I attended a special celebrity cooking demonstration by Paula Deen at the Metropolitan Cooking and Entertaining Show, which paid a visit to Houston over the weekend.
Looking out upon a sea of 2,500 perfectly blonde coiffed ladies in white capri pants, as screams of "ohh's and ahh's!" prevailed, the Dolly Parton of the Food Network made everyone believers in her specific style of full-fat food evangelism.
But, I was already fully prepared for the conversion that comes with life-changing colloquialisms like, "everyday you wake up on the right side of the dirt is a good one" or "bein' rich is having leftovers. Good leftovers make yo' tongue fly outta yo' mouth and smack yo' brains out." Because I had already spent a year with the nostalgically Southern and quick deprecating wit that is Paula Deen.
In 2009, my husband (Houston chef Seth Siegel-Gardner) and I moved to London, so that he could explore European kitchens and I could attend the London School of Economics. Little did I know, a journey thousands of miles away would lead me straight into the excessively charming kitchen of Paula Deen.
In 2010, I wrote my master's dissertation on Paula Deen as a cooking show that is a "construction of consumer fantasies" and when I told Paula Deen in person, she couldn't have been more delighted.

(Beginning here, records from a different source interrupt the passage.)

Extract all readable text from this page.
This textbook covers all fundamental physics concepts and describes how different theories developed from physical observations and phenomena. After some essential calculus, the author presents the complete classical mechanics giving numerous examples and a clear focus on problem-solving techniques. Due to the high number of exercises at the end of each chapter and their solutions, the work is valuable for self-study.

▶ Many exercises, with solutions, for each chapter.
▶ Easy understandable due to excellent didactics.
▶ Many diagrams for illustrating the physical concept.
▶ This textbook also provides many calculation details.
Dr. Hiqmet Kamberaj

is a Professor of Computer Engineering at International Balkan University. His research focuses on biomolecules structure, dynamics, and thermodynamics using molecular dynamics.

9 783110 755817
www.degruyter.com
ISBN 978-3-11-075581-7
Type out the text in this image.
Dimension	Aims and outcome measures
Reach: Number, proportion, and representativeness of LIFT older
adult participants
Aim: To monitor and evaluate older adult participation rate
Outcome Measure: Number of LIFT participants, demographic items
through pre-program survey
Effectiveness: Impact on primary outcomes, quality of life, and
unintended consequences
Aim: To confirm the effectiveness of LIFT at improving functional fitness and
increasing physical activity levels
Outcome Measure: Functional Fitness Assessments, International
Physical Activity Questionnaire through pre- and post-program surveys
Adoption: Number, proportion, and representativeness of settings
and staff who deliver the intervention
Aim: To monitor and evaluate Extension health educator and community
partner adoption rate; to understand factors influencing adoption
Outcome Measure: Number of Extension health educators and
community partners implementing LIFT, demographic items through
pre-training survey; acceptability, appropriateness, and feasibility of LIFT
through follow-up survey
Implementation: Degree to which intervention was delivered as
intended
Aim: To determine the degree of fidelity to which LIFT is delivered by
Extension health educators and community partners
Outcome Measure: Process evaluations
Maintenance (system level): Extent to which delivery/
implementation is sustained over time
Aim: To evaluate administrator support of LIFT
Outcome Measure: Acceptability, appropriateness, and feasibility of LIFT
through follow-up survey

On Saturday, September 17th, courtesy of Eater Houston, I was able to tell her in person the very big impact that her show had on my life. Amid her chef-coated entourage (even her handlers wear chef coats) Paula patiently listened to me tell her about my research, the panels I assembled, the visual analysis I did of her relationship with the audience - and ultimately the entire year I spent studying her, her set and the millions of Americans she spoke to on prime time, including the final editing process I completed while working feverishly at the Just August Project - my husband's 2010 pop-up restaurant with Terrence Gallivan and Justin Yu.
At the end of more than five minutes of listening intently, her hands perched on my shoulders, her publicist looming ever nearer, Paula only had one question for me, her big blue mascara-ed eyes looked at me unblinking, "Did you pass?"
"Yes!" I told her. She gave me a hug, told me I was a "pretty girl" and left - a tower of Southern charm and mascara with chef coats trailing after her.